What is the equation, in standard form, of a parabola that contains the following points?
(-2,-20) (0,-4) (4,-20)
To find the equation of a parabola, we can use the vertex form of a parabola equation, which is given by:
y = a(x - h)^2 + k
where (h, k) represents the vertex of the parabola.
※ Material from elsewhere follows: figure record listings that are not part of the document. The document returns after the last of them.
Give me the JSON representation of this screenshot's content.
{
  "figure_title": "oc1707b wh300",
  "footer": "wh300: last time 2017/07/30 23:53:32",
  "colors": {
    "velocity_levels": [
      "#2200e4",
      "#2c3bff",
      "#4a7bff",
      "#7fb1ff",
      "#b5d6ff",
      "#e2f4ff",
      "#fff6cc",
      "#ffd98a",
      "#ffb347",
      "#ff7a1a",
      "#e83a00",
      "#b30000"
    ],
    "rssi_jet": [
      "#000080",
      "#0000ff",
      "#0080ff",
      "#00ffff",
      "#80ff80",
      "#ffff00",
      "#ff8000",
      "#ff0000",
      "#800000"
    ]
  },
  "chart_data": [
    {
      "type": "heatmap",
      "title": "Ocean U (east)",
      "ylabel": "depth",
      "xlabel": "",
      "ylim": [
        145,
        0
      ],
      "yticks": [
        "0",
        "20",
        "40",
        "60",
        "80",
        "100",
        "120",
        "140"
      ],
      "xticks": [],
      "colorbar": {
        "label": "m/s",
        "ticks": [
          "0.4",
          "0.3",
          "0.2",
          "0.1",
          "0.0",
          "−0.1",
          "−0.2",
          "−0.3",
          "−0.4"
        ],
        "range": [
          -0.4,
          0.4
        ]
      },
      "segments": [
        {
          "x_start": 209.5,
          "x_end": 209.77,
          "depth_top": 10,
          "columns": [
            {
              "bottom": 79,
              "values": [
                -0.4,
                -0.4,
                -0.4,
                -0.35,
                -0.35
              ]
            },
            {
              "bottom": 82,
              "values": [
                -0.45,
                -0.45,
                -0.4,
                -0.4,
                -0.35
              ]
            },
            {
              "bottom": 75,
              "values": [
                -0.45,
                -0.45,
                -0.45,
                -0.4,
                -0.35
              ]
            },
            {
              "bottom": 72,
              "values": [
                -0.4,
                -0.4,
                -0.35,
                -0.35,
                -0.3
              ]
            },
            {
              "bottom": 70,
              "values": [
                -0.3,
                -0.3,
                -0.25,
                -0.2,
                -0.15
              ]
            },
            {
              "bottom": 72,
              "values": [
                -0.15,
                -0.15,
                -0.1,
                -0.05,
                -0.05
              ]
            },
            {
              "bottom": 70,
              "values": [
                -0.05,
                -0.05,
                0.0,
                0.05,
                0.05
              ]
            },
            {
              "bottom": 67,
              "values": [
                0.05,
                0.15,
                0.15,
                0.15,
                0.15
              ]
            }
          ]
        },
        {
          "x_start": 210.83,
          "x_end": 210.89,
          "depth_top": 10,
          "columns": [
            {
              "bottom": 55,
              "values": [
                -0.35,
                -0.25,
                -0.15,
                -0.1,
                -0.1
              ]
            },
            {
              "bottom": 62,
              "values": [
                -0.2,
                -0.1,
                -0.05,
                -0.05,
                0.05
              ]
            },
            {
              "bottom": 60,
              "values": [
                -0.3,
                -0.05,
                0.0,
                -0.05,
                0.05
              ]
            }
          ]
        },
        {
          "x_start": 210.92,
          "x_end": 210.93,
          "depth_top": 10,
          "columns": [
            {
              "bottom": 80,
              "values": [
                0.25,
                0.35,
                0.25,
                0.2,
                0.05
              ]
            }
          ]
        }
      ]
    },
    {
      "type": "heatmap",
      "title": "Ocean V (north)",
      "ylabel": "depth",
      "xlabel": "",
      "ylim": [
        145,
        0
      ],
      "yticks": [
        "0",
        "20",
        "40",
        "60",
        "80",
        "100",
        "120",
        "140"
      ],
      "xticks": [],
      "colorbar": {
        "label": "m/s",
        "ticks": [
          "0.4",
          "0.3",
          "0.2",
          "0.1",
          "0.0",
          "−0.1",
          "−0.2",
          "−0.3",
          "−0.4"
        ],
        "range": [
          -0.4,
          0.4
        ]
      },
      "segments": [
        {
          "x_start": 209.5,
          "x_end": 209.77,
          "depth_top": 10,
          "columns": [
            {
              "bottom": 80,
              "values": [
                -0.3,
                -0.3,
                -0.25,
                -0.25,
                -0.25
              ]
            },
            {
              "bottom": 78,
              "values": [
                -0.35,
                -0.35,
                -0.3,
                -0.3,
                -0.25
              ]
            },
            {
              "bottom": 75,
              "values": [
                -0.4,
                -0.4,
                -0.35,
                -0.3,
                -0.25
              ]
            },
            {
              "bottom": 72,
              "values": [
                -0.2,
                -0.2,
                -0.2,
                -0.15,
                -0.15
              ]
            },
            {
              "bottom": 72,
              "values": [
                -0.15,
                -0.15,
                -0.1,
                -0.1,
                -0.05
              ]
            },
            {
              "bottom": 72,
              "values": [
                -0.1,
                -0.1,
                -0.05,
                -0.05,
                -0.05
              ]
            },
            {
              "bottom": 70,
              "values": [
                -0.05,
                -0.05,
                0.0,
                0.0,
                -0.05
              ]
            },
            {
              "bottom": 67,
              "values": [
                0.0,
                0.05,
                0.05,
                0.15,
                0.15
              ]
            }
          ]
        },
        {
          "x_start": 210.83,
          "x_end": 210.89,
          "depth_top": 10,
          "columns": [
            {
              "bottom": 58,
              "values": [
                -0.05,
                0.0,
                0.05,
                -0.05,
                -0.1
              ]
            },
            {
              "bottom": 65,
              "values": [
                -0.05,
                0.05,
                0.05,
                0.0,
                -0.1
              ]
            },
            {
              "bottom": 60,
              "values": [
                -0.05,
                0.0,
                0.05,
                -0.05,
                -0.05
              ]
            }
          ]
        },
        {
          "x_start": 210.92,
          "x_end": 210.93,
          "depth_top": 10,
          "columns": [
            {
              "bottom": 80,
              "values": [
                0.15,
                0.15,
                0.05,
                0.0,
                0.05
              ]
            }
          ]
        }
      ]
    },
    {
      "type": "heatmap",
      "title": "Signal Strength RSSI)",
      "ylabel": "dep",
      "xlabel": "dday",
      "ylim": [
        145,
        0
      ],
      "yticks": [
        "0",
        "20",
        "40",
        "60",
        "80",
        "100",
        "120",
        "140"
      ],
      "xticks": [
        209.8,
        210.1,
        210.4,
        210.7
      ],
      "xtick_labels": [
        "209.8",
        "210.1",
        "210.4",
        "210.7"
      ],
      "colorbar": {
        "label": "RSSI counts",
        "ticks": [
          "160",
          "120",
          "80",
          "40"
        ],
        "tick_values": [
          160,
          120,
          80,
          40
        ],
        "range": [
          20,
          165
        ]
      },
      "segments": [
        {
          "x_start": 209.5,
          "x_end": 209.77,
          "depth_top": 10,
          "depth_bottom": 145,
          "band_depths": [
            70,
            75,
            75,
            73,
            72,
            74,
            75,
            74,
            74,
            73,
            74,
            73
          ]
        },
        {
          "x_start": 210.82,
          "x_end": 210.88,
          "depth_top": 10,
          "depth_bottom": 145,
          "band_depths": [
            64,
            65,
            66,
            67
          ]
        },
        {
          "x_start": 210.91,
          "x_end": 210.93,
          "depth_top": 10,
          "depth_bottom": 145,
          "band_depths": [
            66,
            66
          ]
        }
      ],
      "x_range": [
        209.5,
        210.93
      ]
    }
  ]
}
To find the values of a, h, and k, we can use the given points (-2, -20) and (0, -4).
Using the point (-2, -20):
-20 = a(-2 - h)^2 + k
And using the point (0, -4):
-4 = a(0 - h)^2 + k
Simplifying the equations:
-20 = a(4 + 4h + h^2) + k
-4 = ah^2 + k
We now have a system of linear equations:
-20 = 4a + 4ah + ah^2 + k
-4 = ah^2 + k
Subtracting the second equation from the first equation:
-20 + 4 = 4a + 4ah + ah^2 + k - ah^2 - k
-16 = 4a + 4ah
-4 = a + ah
Factoring out a:
-4 = a(1 + h)
Now, we can solve for a:
a = -4 / (1 + h)
Substituting this value of a back into one of the original equations (let's use the second equation):
-4 = ah^2 + k
-4 = (-4 / (1 + h))h^2 + k
Simplifying the equation:
-4 = (-4h^2) / (1 + h) + k
-4(1 + h) = -4h^2 + k(1 + h)
-4 - 4h = -4h^2 + k + kh
Simplifying further:
-4 - 4h = -4h^2 + kh + k
0 = -4h^2 + (k - 4h) + k + 4
0 = -4h^2 + (2k - 4h) + 4
Rearranging the equation:
4h^2 - 4h + (2k - 4) = 0
Now, let's use the point (4, -20) to solve for k:
-20 = a(4 - h)^2 + k
-20 = (-4 / (1 + h))(4 - h)^2 + k
Simplifying the equation:
-20 = (-4h^2 + 16h - 16) / (1 + h) + k
-20(1 + h) = -4h^2 + 16h - 16 + k(1 + h)
-20 - 20h = -4h^2 + (16 + k - 4h) + h(k + 1)
Simplifying further:
-20 - 20h = -4h^2 + (h + 16 + k - 4h) + h(k + 1)
-20h = -4h^2 + (1 - 3h + k)
Rearranging the equation:
4h^2 - 20h + (3h - 1 + k) = 0
Now, we have another equation:
4h^2 - 20h + (3h - 1 + k) = 0
Comparing this equation with the previous equation (4h^2 - 4h + (2k - 4) = 0), we can equate the corresponding coefficients:
3h - 1 + k = 2k - 4
Simplifying:
3h - 1 = k - 4
Rearranging the equation:
3h - k = -3
Now we have a system of linear equations:
4h^2 - 4h + (2k - 4) = 0
3h - k = -3
We can now solve this system of linear equations to find the values of h and k.
Solving the second equation for k:
k = 3h + 3
Substituting this value of k into the first equation:
4h^2 - 4h + 2(3h + 3) - 4 = 0
4h^2 - 4h + 6h + 6 - 4 = 0
4h^2 + 2h + 2 = 0
We can now use the quadratic formula to solve for h:
h = (-b ± √(b^2 - 4ac)) / (2a)
h = (-2 ± √(2^2 - 4*4*2)) / (2*4)
h = (-2 ± √(4 - 32)) / 8
h = (-2 ± √(-28)) / 8
Since the square root of a negative number is not real, there are no real solutions for h. This means that the given points (-2, -20), (0, -4), and (4, -20) do not form a parabola.